Born in Hana, Maui County, Hawaii, United States, to parents of Japanese lineage on 11 February 1902 according to the United States Social Security Death Index, Mori spent her childhood on a small sugarcane farm established on leased land by her parents. She remembered seeing a car for the first time at age seven, being surprised at its coldness (as she was accustomed to riding on horses, which were warm), and thinking "It moves?"
Mori, her husband, and their son lived as a family in Hawaii for most of their life, with granddaughter Joyce Lampert describing it as "difficult but rewarding".

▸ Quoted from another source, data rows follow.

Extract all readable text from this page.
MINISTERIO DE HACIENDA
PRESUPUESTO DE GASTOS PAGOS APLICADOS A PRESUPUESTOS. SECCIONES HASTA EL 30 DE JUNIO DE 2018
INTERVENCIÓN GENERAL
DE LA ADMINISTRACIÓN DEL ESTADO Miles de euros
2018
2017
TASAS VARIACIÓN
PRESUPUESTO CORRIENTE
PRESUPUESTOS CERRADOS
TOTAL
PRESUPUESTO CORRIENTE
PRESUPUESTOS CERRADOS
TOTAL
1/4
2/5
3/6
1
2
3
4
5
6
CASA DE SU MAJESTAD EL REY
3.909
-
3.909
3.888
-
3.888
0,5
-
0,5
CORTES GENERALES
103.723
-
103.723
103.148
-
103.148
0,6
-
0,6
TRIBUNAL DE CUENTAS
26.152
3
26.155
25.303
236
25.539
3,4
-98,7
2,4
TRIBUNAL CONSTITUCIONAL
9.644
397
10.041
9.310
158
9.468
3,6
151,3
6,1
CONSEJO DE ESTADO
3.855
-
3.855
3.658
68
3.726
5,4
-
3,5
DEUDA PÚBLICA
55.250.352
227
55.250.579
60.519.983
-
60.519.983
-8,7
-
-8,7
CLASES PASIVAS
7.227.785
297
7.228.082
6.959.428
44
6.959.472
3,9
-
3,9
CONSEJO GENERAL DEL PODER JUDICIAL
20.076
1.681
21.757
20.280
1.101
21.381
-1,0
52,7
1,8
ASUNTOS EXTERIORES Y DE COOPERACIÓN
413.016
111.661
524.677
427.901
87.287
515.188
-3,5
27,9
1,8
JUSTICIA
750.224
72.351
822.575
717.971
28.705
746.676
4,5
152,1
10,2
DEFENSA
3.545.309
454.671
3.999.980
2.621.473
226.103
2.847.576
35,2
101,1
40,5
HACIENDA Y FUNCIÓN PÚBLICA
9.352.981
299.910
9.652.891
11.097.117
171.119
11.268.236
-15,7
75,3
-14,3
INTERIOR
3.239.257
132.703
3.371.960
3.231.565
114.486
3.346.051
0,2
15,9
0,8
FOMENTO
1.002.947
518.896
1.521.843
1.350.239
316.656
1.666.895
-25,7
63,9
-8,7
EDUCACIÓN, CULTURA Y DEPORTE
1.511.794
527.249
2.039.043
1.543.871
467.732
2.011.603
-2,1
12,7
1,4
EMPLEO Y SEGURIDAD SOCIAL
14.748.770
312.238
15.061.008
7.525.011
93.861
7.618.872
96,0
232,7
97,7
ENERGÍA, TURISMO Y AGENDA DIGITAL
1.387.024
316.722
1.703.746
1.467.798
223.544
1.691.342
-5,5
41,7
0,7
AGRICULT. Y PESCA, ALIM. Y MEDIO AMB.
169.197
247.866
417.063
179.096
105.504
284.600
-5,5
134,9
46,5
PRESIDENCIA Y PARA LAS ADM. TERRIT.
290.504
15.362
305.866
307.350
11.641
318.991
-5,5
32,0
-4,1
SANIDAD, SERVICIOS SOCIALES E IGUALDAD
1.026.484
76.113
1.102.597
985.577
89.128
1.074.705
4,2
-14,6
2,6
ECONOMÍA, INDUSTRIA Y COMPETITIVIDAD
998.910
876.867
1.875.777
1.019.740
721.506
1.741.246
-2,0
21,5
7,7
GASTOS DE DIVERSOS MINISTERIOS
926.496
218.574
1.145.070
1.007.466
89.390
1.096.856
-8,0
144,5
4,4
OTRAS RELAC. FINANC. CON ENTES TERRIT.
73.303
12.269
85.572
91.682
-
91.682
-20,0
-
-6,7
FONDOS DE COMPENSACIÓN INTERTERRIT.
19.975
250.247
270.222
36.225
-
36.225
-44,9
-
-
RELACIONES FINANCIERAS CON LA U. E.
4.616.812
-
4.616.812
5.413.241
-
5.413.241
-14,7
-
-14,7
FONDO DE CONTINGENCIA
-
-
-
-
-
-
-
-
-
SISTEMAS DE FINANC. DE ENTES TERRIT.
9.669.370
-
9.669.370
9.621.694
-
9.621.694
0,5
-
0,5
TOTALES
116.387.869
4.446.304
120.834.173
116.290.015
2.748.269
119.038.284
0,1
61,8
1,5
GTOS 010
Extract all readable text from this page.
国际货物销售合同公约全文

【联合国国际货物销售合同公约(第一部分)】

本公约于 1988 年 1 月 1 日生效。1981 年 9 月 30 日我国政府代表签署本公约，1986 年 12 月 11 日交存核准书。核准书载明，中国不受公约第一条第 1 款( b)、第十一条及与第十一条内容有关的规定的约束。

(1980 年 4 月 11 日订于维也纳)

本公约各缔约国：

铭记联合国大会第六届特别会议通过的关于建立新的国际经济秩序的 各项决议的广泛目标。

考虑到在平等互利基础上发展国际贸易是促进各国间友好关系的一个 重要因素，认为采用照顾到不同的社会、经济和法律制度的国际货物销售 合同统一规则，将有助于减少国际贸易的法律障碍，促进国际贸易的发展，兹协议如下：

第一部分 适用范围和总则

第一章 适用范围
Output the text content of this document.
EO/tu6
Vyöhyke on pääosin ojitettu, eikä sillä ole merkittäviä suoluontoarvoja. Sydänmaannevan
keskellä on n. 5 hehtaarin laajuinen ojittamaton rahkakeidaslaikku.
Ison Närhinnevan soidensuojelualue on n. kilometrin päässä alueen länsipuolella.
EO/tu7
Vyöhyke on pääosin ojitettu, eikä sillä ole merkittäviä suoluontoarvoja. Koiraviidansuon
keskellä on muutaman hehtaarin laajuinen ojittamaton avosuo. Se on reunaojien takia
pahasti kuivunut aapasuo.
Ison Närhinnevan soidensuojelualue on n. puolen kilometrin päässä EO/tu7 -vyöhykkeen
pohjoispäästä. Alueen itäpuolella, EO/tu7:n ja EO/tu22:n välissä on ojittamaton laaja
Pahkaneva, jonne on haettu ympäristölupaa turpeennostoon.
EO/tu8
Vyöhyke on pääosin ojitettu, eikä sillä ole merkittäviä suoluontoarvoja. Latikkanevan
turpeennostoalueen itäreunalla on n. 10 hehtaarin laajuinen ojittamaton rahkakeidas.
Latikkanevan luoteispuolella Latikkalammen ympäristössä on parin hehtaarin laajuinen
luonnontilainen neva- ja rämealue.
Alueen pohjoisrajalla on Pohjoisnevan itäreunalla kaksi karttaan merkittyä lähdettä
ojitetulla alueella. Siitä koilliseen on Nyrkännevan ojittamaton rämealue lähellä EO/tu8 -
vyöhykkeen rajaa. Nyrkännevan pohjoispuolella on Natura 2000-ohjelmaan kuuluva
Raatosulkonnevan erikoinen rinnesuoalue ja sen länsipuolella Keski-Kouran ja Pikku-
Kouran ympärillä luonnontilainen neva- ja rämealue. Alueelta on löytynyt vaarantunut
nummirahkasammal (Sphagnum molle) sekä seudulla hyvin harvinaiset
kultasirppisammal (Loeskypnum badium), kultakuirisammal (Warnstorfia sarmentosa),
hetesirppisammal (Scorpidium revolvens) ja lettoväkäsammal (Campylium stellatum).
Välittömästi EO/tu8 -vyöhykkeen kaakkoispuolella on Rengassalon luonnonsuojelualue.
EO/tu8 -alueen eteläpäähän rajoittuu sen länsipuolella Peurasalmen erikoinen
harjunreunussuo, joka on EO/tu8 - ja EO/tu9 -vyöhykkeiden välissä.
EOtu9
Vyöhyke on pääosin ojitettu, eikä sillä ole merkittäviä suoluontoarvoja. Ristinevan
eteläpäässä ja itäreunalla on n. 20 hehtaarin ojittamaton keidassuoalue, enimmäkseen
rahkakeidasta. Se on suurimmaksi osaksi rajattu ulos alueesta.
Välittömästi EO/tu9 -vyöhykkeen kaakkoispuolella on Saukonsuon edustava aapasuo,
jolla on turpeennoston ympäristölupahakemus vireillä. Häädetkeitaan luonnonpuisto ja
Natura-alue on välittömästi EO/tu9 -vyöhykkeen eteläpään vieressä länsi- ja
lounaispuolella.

Mori had to raise her son with difficulty with food rations when her husband, Tenran Mori, legally a Japanese citizen, was recalled less than twenty years into their marriage during the Second World War to assist in the war effort. Seventeen years after the war, the pair founded a temple in Honolulu, which to this day bears a bust of Mori's husband on its grounds.
|Mori with granddaughter Joyce Lampert on 10 January 2012|
Mori's family stated that she had been born on 10 January 1902, and that the doctor responsible for her birth had failed to register it until 10 February of the same year. Although she celebrated her presumed 110th birthday with her family in January 2012, she died on 1 February 2012, just over three weeks later. Although the Social Security Administration has been known to turn up erroneous cases in the past, its take on her birthdate of 11 February 1902, the most conservative, would mean Mori had lived for a total of 109 years and 355 days. Had her date of birth indeed been 10 January, she would have lived 110 years 22 days, thus making her a true supercentenarian by three weeks.